Methods: Retrospective study with median follow-up of 15 yr. Baseline serum samples obtained from 1,383 MGUS patients seen at the Mayo clinic between 1960-1994. 1,148 baseline samples were obtained within 30 d of diagnosis.
Results: Malignant progression had occurred
in 87 (7.6%) patients. In 379 (33%) patients, an abnormal serum free light chain (FLC) ratio was detected. There was a significantly higher risk of progression in patients with an abnormal FLC ratio relative to patients with a normal ratio (hazard
ratio, 3.5; 95% Cl 2.3-5.5; p<0.001). This finding was independent of the size and type of the serum monoclonal (M) protein.

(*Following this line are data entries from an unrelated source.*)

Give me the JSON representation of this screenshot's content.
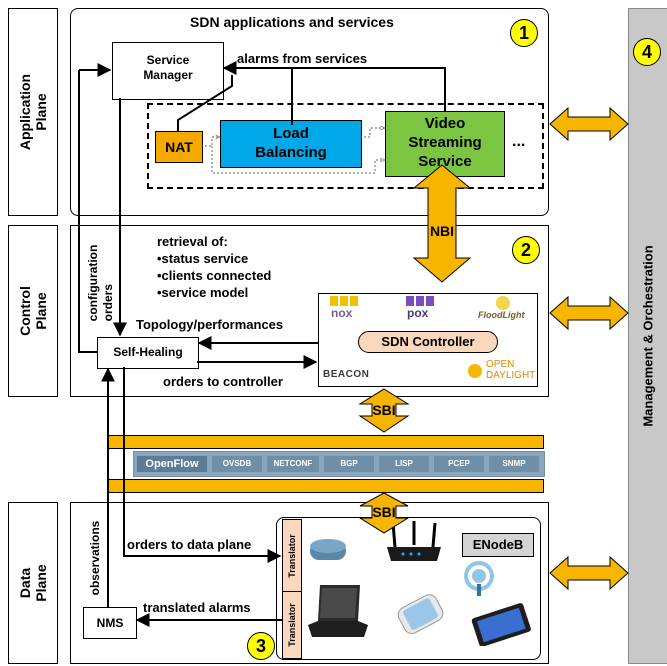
{
  "planes": {
    "application": "Application\nPlane",
    "control": "Control\nPlane",
    "data": "Data\nPlane"
  },
  "app": {
    "title": "SDN applications and services",
    "service_manager": "Service\nManager",
    "alarms": "alarms from services",
    "nat": "NAT",
    "load_balancing": "Load\nBalancing",
    "video": "Video\nStreaming\nService",
    "ellipsis": "..."
  },
  "control": {
    "retrieval_title": "retrieval of:",
    "retrieval_items": [
      "•status service",
      "•clients connected",
      "•service model"
    ],
    "configuration_orders": "configuration\norders",
    "topology": "Topology/performances",
    "self_healing": "Self-Healing",
    "orders_to_controller": "orders to controller",
    "nbi": "NBI",
    "controller": {
      "title": "SDN Controller",
      "logos": [
        "nox",
        "pox",
        "FloodLight",
        "BEACON",
        "OPEN",
        "DAYLIGHT"
      ]
    }
  },
  "sbi": {
    "top": "SBI",
    "bottom": "SBI"
  },
  "protocols": [
    "OpenFlow",
    "OVSDB",
    "NETCONF",
    "BGP",
    "LISP",
    "PCEP",
    "SNMP"
  ],
  "data": {
    "observations": "observations",
    "orders_to_data_plane": "orders to data plane",
    "translated_alarms": "translated alarms",
    "nms": "NMS",
    "translator": "Translator",
    "enodeb": "ENodeB"
  },
  "management": "Management & Orchestration",
  "numbers": [
    "1",
    "2",
    "3",
    "4"
  ],
  "colors": {
    "nat": "#f5a800",
    "load_balancing": "#00a8e8",
    "video": "#7cc542",
    "arrow": "#f7b500",
    "management_bar": "#c8c8c8",
    "protocol_bar": "#6f8fa8",
    "badge": "#ffff00"
  }
}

In high-risk MGUS patients (abnormal serum FLC ratio, non-IgG MGUS, high serum M protein level [≥1.5 gm/dL]), the risk of progression at 20 yr was 58% compared to 37%
in high-intermediate-risk MGUS (two risk factors), 21% low-intermediate risk (with one risk factor) and 5% low-risk (no risk factors).
Conclusions: The presence of an abnormal FLC ratio is a clinically and statistically significant predictor of progression in MGUS. The low-risk subset of patients with MGUS accounts for 40% of all MGUS patients and have a small lifetime risk of progression, thus less follow-up can be justified.